History got a full nod with some remarkable footage. Stanley Nelson's "Freedom Summer" had archival footage of the 1964 Civil Rights Movement in Mississippi. Rory Kennedy's "Last Days in Vietnam" compiled previously unseen clips and accounts of the April 1975 evacuation of Saigon. Drew Taylor and Larry Weinstein offered the U.S. premiere of "Our Man in Tehran" which explored Canadian Ambassador Ken Taylor's part in the rescue of six Americans during the Iran hostage crisis.
Visionaries got a nod with two films. The North American premiere of Maurice O'Brien's "Buffalo Dreams" followed a Scotsman who tried to raise a herd of bison in inhospitable northern Scotland. Sandy McLeod's "Seeds of Time" told the story of one man's attempts to warehouse seeds of every known plant in a safe place in Norway where they can be retrieved if the earth ever suffers a total catastrophe.

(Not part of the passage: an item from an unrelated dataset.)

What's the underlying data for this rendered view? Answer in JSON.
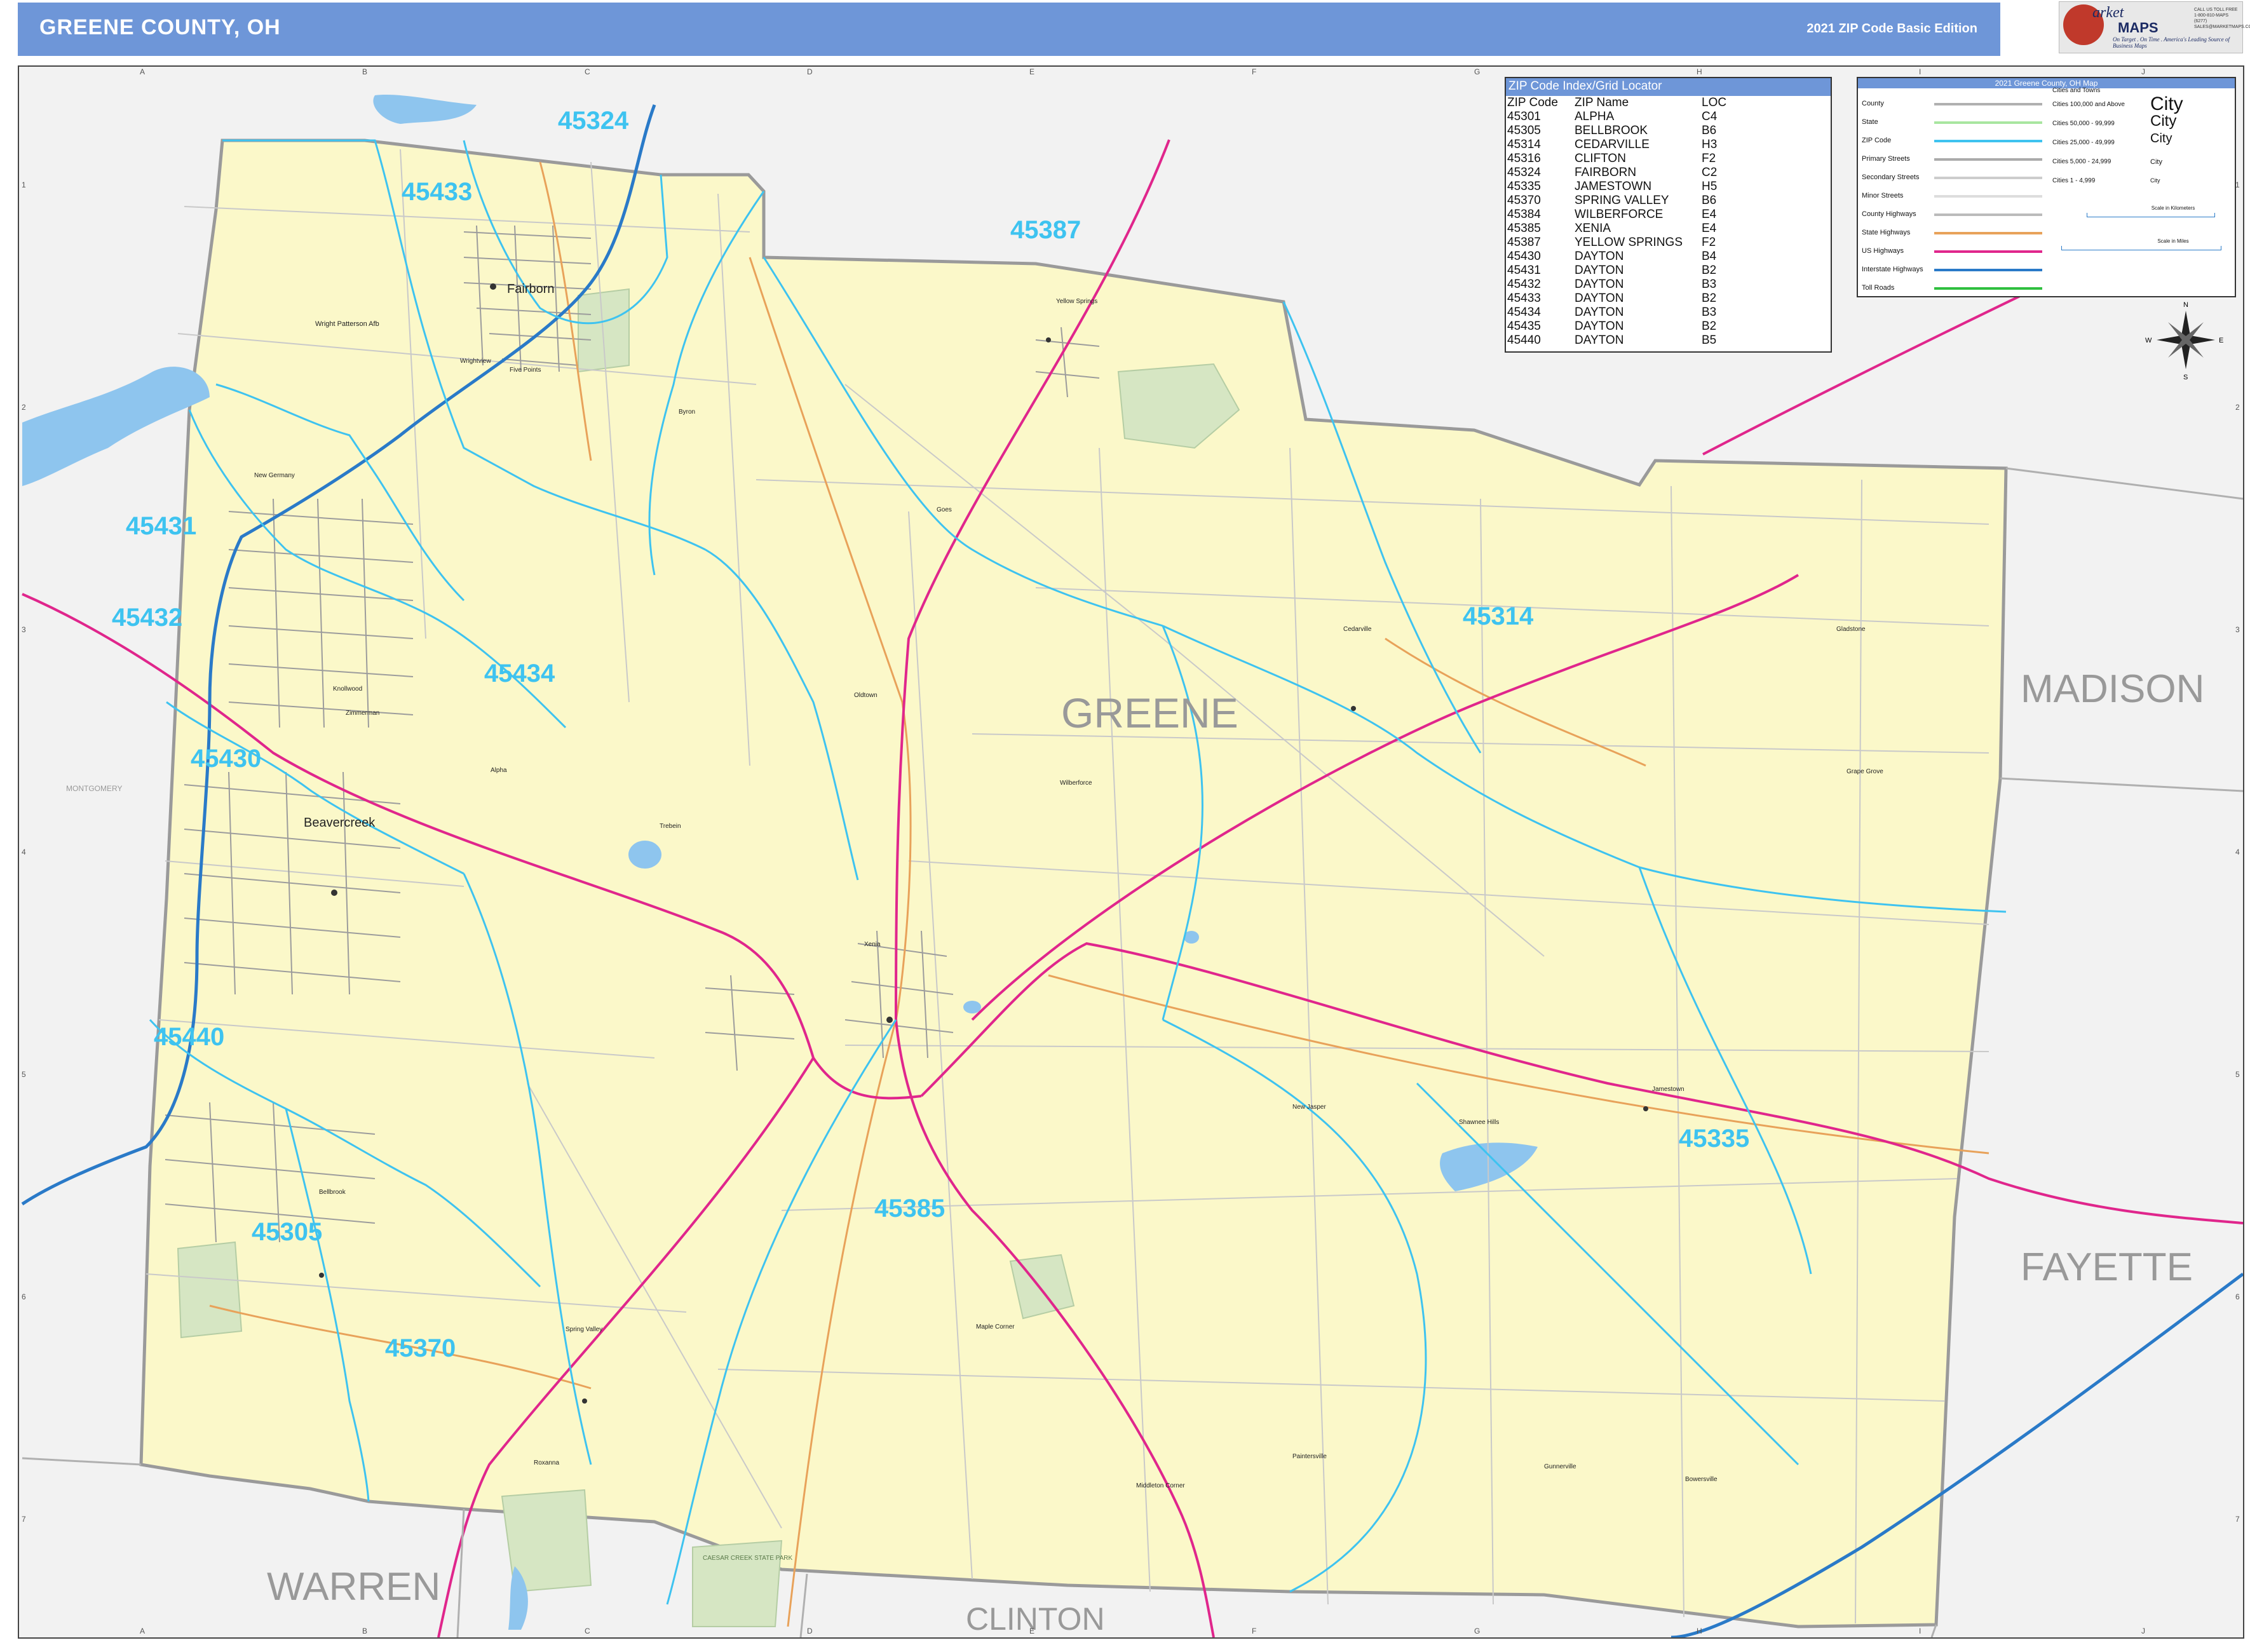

Water issues were the theme of several films. Rebecca Ferris and Jason Ferris offered "Can't Stop the Water" which looks at the Choctaw people of Isle de Jean Charles, a small Louisiana town disappearing beneath the water. Margaret Brown's "The Great Invisible" is a portrait of people affected by the Deepwater oil spill. The world premiere of John Rash's "Yangtze Drift" was a beautiful black and white journey down the famous Chinese river. Travis Rummel and Ben Knight offered "DamNation" which follows the move to replace America's dams with fisheries.
Working class issues were highlighted by some excellent films. The world premiere of Rachel Lears' "The Hand That Feeds" lauded New York City restaurant workers who fought for their rights at risk of losing their jobs. Christian Jensen's "White Earth" followed the plight of an immigrant family affected by the oil boom in North Dakota. Jesse Moss' "The Overnighters" also takes on the issues of boomtowns, this time from the perspective of a pastor who takes in homeless jobseekers.
Among the many other films, two are worth note. Thomas Allen Harris' "Through a Lens Darkly: Black Photographers and the Emergence of a People" follows African-American history through the images in a family album. A beautiful restoration of the black and white classic, Lionel Rogosin's "On the Bowery" was a reminder of the longevity of the documentary tradition.